Search solution for newspaper archive handles PDF text with embedded images
FultonHistory.com has scanned in more than 150 years of newspapers into searchable PDF. The archive allows users to search through 34 million online pages dating back to the 18th century. The site covers more than 1.5 million searchable newspapers of the upstate and central New York region, spanning a large number of different newspapers.
FultonHistory.com wanted a solution that would allow visitors to search the entire collection, with highlighted hits appearing right on the scanned newspaper images. The newspaper archive chose dtSearch, which uses its search algorithm to enable researchers, historians and students to search for one key word in the database and compile not only the archived newspapers that contain the word, but show exactly where the word appears on the scanned newspaper image. Contegra Systems integrated the PDF highlighting application and assisted with dtSearch optimization.

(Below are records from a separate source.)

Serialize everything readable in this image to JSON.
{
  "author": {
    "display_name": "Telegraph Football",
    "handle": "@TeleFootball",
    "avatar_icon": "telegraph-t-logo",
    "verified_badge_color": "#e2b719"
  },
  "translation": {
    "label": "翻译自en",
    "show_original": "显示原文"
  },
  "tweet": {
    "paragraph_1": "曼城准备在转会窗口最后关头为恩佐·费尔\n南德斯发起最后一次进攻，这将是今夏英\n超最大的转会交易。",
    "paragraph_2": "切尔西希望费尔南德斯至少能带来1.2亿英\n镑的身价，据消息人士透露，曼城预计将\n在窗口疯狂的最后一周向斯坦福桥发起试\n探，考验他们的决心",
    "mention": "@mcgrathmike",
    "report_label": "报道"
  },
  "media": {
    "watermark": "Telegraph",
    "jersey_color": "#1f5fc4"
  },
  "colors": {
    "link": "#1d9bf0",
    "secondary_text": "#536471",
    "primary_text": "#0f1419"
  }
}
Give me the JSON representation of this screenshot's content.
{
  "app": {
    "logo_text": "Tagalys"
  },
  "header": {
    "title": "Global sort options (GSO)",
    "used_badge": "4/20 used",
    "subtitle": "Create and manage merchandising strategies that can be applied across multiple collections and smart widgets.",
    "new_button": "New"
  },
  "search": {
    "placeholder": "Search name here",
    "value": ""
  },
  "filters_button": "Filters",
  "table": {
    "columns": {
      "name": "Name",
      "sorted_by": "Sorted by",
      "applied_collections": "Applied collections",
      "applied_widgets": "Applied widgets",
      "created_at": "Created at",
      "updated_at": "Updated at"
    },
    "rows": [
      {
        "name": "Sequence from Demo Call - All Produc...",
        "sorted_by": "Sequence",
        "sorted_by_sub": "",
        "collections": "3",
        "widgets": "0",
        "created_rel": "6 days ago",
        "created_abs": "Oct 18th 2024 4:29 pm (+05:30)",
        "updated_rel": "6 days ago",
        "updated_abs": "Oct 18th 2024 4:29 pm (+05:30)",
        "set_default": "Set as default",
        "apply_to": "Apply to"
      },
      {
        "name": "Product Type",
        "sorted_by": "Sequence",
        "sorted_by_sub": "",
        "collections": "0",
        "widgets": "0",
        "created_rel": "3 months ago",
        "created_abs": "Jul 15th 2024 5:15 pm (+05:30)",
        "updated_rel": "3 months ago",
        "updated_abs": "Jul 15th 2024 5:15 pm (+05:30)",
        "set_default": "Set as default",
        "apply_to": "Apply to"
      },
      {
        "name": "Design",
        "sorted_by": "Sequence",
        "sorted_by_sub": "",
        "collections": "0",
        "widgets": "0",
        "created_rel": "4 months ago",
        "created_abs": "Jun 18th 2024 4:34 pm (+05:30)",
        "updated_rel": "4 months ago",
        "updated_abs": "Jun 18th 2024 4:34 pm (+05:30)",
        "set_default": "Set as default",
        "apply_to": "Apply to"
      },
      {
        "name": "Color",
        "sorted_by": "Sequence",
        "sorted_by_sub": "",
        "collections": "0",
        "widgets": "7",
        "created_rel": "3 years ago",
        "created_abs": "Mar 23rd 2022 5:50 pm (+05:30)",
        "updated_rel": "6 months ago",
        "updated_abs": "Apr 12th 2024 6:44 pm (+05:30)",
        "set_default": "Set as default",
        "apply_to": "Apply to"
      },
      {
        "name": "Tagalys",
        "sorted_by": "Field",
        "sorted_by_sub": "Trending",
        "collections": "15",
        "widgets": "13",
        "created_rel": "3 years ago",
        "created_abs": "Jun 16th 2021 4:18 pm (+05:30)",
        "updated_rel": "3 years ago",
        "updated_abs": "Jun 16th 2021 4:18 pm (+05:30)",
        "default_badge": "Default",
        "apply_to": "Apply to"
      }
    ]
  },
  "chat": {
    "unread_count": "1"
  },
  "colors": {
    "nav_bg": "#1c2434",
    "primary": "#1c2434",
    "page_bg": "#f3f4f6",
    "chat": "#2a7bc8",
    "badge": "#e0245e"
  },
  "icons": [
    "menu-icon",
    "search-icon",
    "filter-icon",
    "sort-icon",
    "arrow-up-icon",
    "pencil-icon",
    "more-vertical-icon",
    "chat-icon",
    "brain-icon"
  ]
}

Tom Tryniski, architect of FultonHistory.com, says, “I searched high and low for a product that would handle PDF text with embedded images. I converted microfilm of the newspapers to 'hidden text' PDFs, and then used dtSearch to search the resulting PDFs. I used the dtSearch hit-highlighting feature to highlight words seemingly right on the scans. Because of the potential for OCR errors when scanning old newspapers, dtSearch’s fuzzy searching is really important.”
David Thede, president of dtSearch, says, “I did a search for the Titanic and instantly pulled up actual copies of newspapers from the original disaster in 1912. The results even spanned more modern coverage of the discovery of the underwater wreck. To instantly pull up such an historical reservoir is amazing.”
(Image courtesy of Shutterstock.com)